Bottom line: Mexico’s telecommunications sector reform will break up monopolies, creating greater competition and improve Mexico’s economy.

 

Background: On 11 March 2013 at the Federal Electricity Commission Tech Museum, President Enrique Peña Nieto presented a telecommunications initiative to reform Article 71 of the Constitution, devised by the Pact for Mexico (a political party alliance including the PRI, PRD, and PAN). The reform will drastically change the telecommunication landscape by opening it up to new competition, affecting entrenched telecom monopolies.

   
   

The reform will create two new national television networks and require satellite and cable TV companies to retransmit broadcast television signals. Regarding telephones, it requires reformulation of cell and landline costs, and opens the sector up to foreign investment. Foreign businesses will be permitted to own up to 49 percent (up from zero percent) of radio firms, and can increase their stake to 100 percent (up from 49 percent) in other telecommunications operations. Finally, it includes the establishment of the Federal Telecommunications Institute (IFT) with the authority to break up monopolies of 50 percent of the domestic market, revoke broadcast licenses, and implement new regulations favoring small telecommunications business.
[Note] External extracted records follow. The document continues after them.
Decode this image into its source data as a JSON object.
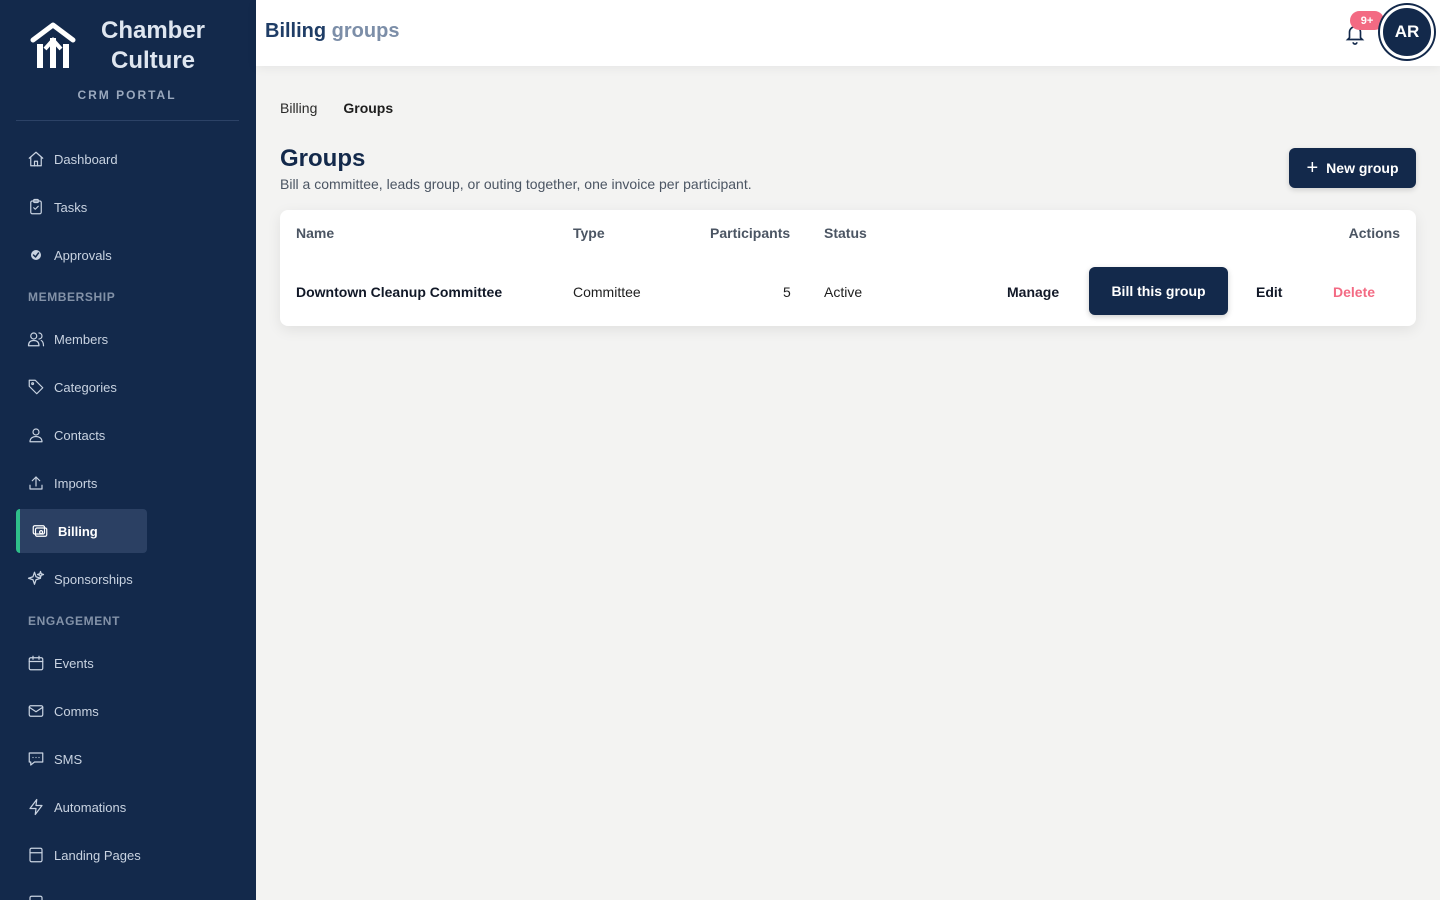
{
  "brand": {
    "name_line1": "Chamber",
    "name_line2": "Culture",
    "subtitle": "CRM PORTAL"
  },
  "sidebar": {
    "items": [
      {
        "label": "Dashboard",
        "icon": "home-icon"
      },
      {
        "label": "Tasks",
        "icon": "clipboard-check-icon"
      },
      {
        "label": "Approvals",
        "icon": "check-circle-icon"
      },
      {
        "label": "Members",
        "icon": "users-icon"
      },
      {
        "label": "Categories",
        "icon": "tag-icon"
      },
      {
        "label": "Contacts",
        "icon": "user-icon"
      },
      {
        "label": "Imports",
        "icon": "upload-icon"
      },
      {
        "label": "Billing",
        "icon": "billing-icon",
        "active": true
      },
      {
        "label": "Sponsorships",
        "icon": "sparkles-icon"
      },
      {
        "label": "Events",
        "icon": "calendar-icon"
      },
      {
        "label": "Comms",
        "icon": "mail-icon"
      },
      {
        "label": "SMS",
        "icon": "chat-icon"
      },
      {
        "label": "Automations",
        "icon": "bolt-icon"
      },
      {
        "label": "Landing Pages",
        "icon": "layout-icon"
      }
    ],
    "sections": {
      "membership": "MEMBERSHIP",
      "engagement": "ENGAGEMENT"
    }
  },
  "header": {
    "title_part1": "Billing",
    "title_part2": "groups",
    "notification_badge": "9+",
    "avatar_initials": "AR"
  },
  "breadcrumb": {
    "parent": "Billing",
    "current": "Groups"
  },
  "section": {
    "title": "Groups",
    "description": "Bill a committee, leads group, or outing together, one invoice per participant.",
    "new_button": "New group"
  },
  "table": {
    "headers": {
      "name": "Name",
      "type": "Type",
      "participants": "Participants",
      "status": "Status",
      "actions": "Actions"
    },
    "rows": [
      {
        "name": "Downtown Cleanup Committee",
        "type": "Committee",
        "participants": "5",
        "status": "Active",
        "manage": "Manage",
        "bill": "Bill this group",
        "edit": "Edit",
        "delete": "Delete"
      }
    ]
  },
  "colors": {
    "sidebar": "#13294b",
    "accent": "#2fbf8a",
    "danger": "#f36a83",
    "badge": "#f36a83"
  }
}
While the industry is worth US$30 billion, the Organization for Economic Cooperation and Development estimates US$129 billion was lost in overcharges and missed opportunities between 2005 and 2009, setting back Mexican economic growth by nearly 2 percent yearly. However, since the announcement, América Móvil shares fell more than eight percent, reaching lows that have not been recorded since 2009. Televisa shares were also affected, dropping 2.44 percent. Drops in both companies’ shares affected the Bolsa Mexicana de Valores, causing it to fall at least 1.33 percent. Yet, Standard & Poor indicated the perception of Mexico’s economy could increase by 33 percent in the upcoming months as a result, a change that would give Mexico greater access to credit at lower interest rates.

Even though the initiative took four months to negotiate amongst the Pact for Mexico, the President of the Chamber of Deputies Francisco Arroyo Vieyra believes the first round of voting will happen before Easter vacation on 28 March 2013 and it approved by the end of April 2013. Legislators want to push through the legislation quickly before the influential telecom tycoons water down reforms. On 13 March 2013, more than 300 deputies signed to support the bill when it was presented in the Commission on Constitutional Points, in the Chamber of Deputies. Both Chambers of Congress and more than 50 percent of state legislatures must approve the bill to amend the Constitution.
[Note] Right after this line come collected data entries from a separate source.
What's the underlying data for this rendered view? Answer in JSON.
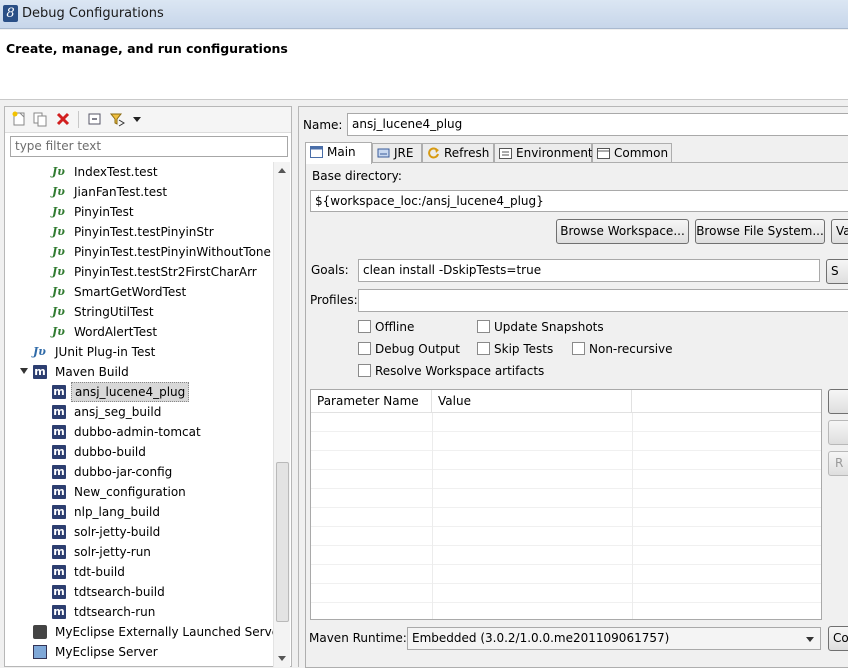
{
  "window": {
    "title": "Debug Configurations",
    "app_icon_glyph": "8"
  },
  "header": {
    "title": "Create, manage, and run configurations"
  },
  "left": {
    "toolbar_icons": [
      "new-configuration-icon",
      "duplicate-icon",
      "delete-icon",
      "collapse-all-icon",
      "filter-icon",
      "dropdown-arrow-icon"
    ],
    "filter_placeholder": "type filter text",
    "tree": [
      {
        "label": "IndexTest.test",
        "icon": "junit-icon",
        "level": 2
      },
      {
        "label": "JianFanTest.test",
        "icon": "junit-icon",
        "level": 2
      },
      {
        "label": "PinyinTest",
        "icon": "junit-icon",
        "level": 2
      },
      {
        "label": "PinyinTest.testPinyinStr",
        "icon": "junit-icon",
        "level": 2
      },
      {
        "label": "PinyinTest.testPinyinWithoutTone",
        "icon": "junit-icon",
        "level": 2
      },
      {
        "label": "PinyinTest.testStr2FirstCharArr",
        "icon": "junit-icon",
        "level": 2
      },
      {
        "label": "SmartGetWordTest",
        "icon": "junit-icon",
        "level": 2
      },
      {
        "label": "StringUtilTest",
        "icon": "junit-icon",
        "level": 2
      },
      {
        "label": "WordAlertTest",
        "icon": "junit-icon",
        "level": 2
      },
      {
        "label": "JUnit Plug-in Test",
        "icon": "junit-plugin-icon",
        "level": 1
      },
      {
        "label": "Maven Build",
        "icon": "maven-icon",
        "level": 1,
        "expanded": true
      },
      {
        "label": "ansj_lucene4_plug",
        "icon": "maven-icon",
        "level": 2,
        "selected": true
      },
      {
        "label": "ansj_seg_build",
        "icon": "maven-icon",
        "level": 2
      },
      {
        "label": "dubbo-admin-tomcat",
        "icon": "maven-icon",
        "level": 2
      },
      {
        "label": "dubbo-build",
        "icon": "maven-icon",
        "level": 2
      },
      {
        "label": "dubbo-jar-config",
        "icon": "maven-icon",
        "level": 2
      },
      {
        "label": "New_configuration",
        "icon": "maven-icon",
        "level": 2
      },
      {
        "label": "nlp_lang_build",
        "icon": "maven-icon",
        "level": 2
      },
      {
        "label": "solr-jetty-build",
        "icon": "maven-icon",
        "level": 2
      },
      {
        "label": "solr-jetty-run",
        "icon": "maven-icon",
        "level": 2
      },
      {
        "label": "tdt-build",
        "icon": "maven-icon",
        "level": 2
      },
      {
        "label": "tdtsearch-build",
        "icon": "maven-icon",
        "level": 2
      },
      {
        "label": "tdtsearch-run",
        "icon": "maven-icon",
        "level": 2
      },
      {
        "label": "MyEclipse Externally Launched Server",
        "icon": "external-server-icon",
        "level": 1
      },
      {
        "label": "MyEclipse Server",
        "icon": "server-icon",
        "level": 1
      }
    ]
  },
  "right": {
    "name_label": "Name:",
    "name_value": "ansj_lucene4_plug",
    "tabs": [
      {
        "label": "Main",
        "icon": "main-tab-icon",
        "active": true
      },
      {
        "label": "JRE",
        "icon": "jre-icon"
      },
      {
        "label": "Refresh",
        "icon": "refresh-icon"
      },
      {
        "label": "Environment",
        "icon": "environment-icon"
      },
      {
        "label": "Common",
        "icon": "common-icon"
      }
    ],
    "base_dir_label": "Base directory:",
    "base_dir_value": "${workspace_loc:/ansj_lucene4_plug}",
    "browse_workspace": "Browse Workspace...",
    "browse_filesystem": "Browse File System...",
    "variables_partial": "Va",
    "goals_label": "Goals:",
    "goals_value": "clean install -DskipTests=true",
    "select_partial": "S",
    "profiles_label": "Profiles:",
    "profiles_value": "",
    "checkboxes": {
      "offline": "Offline",
      "update_snapshots": "Update Snapshots",
      "debug_output": "Debug Output",
      "skip_tests": "Skip Tests",
      "non_recursive": "Non-recursive",
      "resolve_workspace": "Resolve Workspace artifacts"
    },
    "params_table": {
      "columns": [
        "Parameter Name",
        "Value"
      ]
    },
    "side_button_partial": "R",
    "runtime_label": "Maven Runtime:",
    "runtime_value": "Embedded (3.0.2/1.0.0.me201109061757)",
    "configure_partial": "Co"
  }
}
Commentary: Telecom reform is just another angle of Peña Nieto’s push to improve Mexico’s image through economic growth. For years the sector has been dominated by inefficient and costly monopolies, limiting cell phone penetration, which is rapidly expanding in the rest of Latin America. Breaking up monopolies and creating greater competition reduce costs for individuals and increase exposure to varied (political) viewpoints. During the last election, the dominant television monopoly Televisa broadcast coverage that heavily favored Peña Nieto.
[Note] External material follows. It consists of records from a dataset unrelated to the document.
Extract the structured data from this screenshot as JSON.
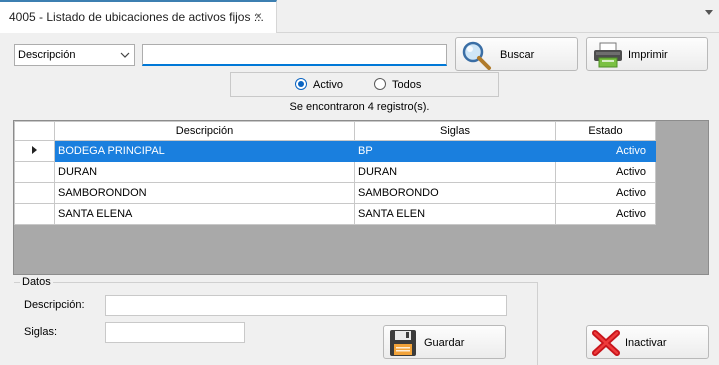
{
  "tab": {
    "title": "4005 - Listado de ubicaciones de activos fijos ::.",
    "close": "×"
  },
  "filter": {
    "field": "Descripción",
    "search_value": ""
  },
  "toolbar": {
    "search_label": "Buscar",
    "print_label": "Imprimir"
  },
  "status_filter": {
    "options": [
      "Activo",
      "Todos"
    ],
    "selected": "Activo"
  },
  "result_count": "Se encontraron 4 registro(s).",
  "grid": {
    "columns": [
      "Descripción",
      "Siglas",
      "Estado"
    ],
    "rows": [
      {
        "descripcion": "BODEGA PRINCIPAL",
        "siglas": "BP",
        "estado": "Activo"
      },
      {
        "descripcion": "DURAN",
        "siglas": "DURAN",
        "estado": "Activo"
      },
      {
        "descripcion": "SAMBORONDON",
        "siglas": "SAMBORONDO",
        "estado": "Activo"
      },
      {
        "descripcion": "SANTA ELENA",
        "siglas": "SANTA ELEN",
        "estado": "Activo"
      }
    ],
    "selected_row": 0
  },
  "datos": {
    "legend": "Datos",
    "descripcion_label": "Descripción:",
    "descripcion_value": "",
    "siglas_label": "Siglas:",
    "siglas_value": "",
    "save_label": "Guardar",
    "deactivate_label": "Inactivar"
  },
  "colors": {
    "selection": "#1a7fde",
    "accent": "#0078d7",
    "grid_bg": "#a9a9a9"
  }
}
Amending the Constitution in this instance provides more opportunities for foreign companies to enter the market. Spanish company Teléfonica stands to benefit the most from entering the market, and will likely seek to control 20 percent of the market share. However, Carlos Slim does not have to worry about losing his billions; these reforms could shift monopolies to other market segments. President of the Federal Commission on Competition (CFC) argued the amendments could allow América Móvil to enter the television market, which it was previously barred from entering. Access to new markets explains the celebratory response to proposed reforms by América Móvil and other monopolies.